EU-Datenschützer nehmen Google unter die Lupe

Wie weit darf Google beim Sammeln und Auswerten von Nutzerdaten gehen? Offensichtlich nicht so weit, wie es der Konzern bereits getan hat. Das ist jedenfalls die Auffassung von Datenschützern aus sechs EU-Ländern. Und Google droht nun mächtig Ärger.

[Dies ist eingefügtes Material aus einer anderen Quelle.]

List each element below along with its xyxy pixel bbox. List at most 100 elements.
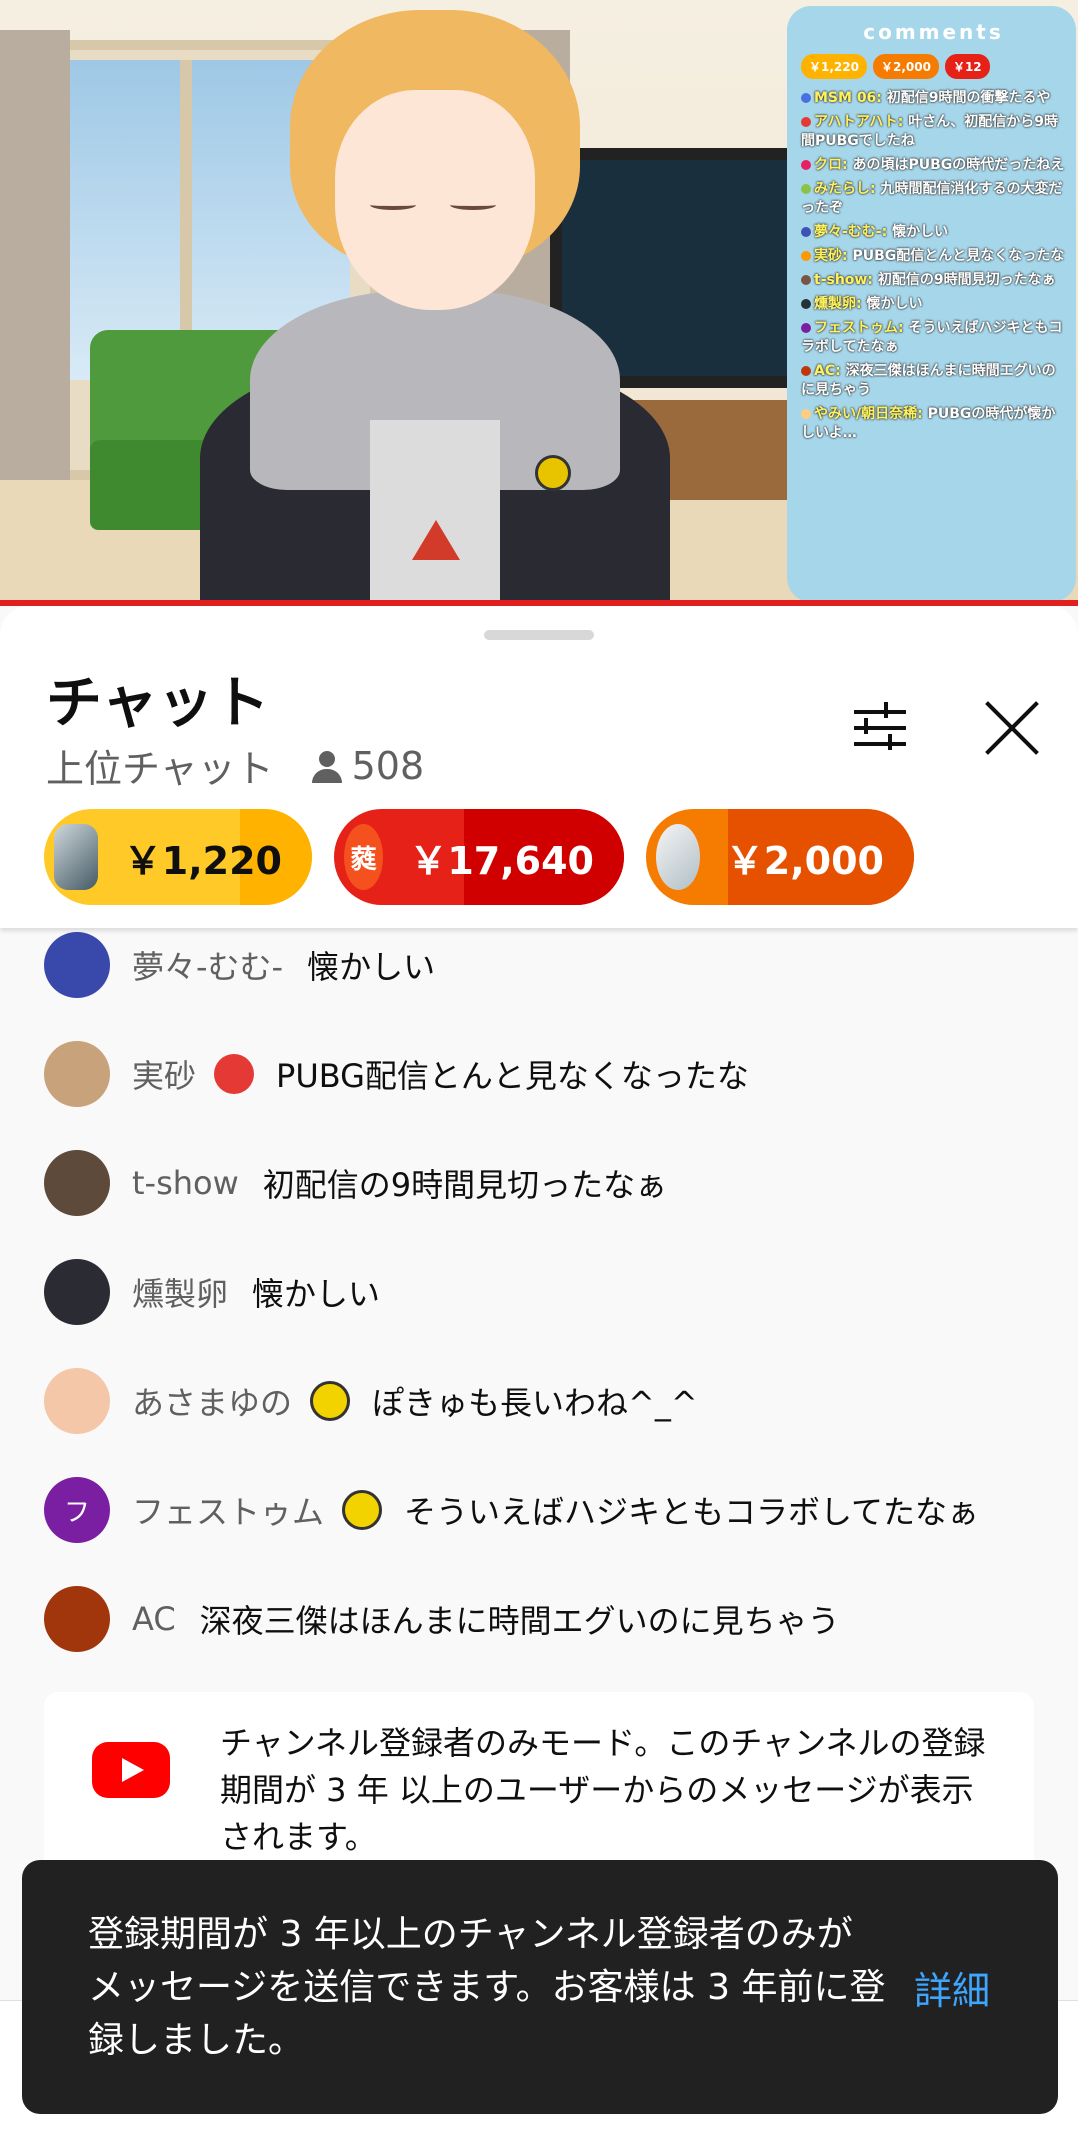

Vor einem Jahr hatte Google seine Datenschutzbestimmungen geändert und das so genannte Super-Profil eingeführt. Danach nimmt sich das Internetunternehmen das Recht, Nutzerdaten aus den verschiedenen Diensten zusammenzuführen und auszuwerten. Dass Datenschützer nicht gerade zu Googles Freunden gehören, dürfte offensichtlich sein. Doch nun haben die Datenschutzbehörden in Deutschland, Frankreich, Großbritannien, Italien, Spanien und den Niederlanden eine Task-Force gegründet. Ihr Ziel ist es, die Sammelleidenschaft von Google genau unter die Lupe zu nehmen. Für den Konzern könnte das am Ende richtig teuer werden. Aktuell können Datenschutzbehörden nur Sanktionen von deutlich unter einer Million Euro aussprechen. Ein Betrag, den ein Konzern wie Google aus der Portokasse bezahlt. Es ist aber nicht ganz unrealistisch, dass die EU noch in diesem Jahr eine neue Datenschutzverordnung auf den Weg bringt. Dann wären Strafen von bis zu zwei Prozent des weltweiten Umsatzes eines Unternehmens möglich. Auf Google könnten dann Strafgelder von bis zu knapp 800 Millionen Dollar zukommen. Und so groß dürfte auch Googles Portokasse nicht sein.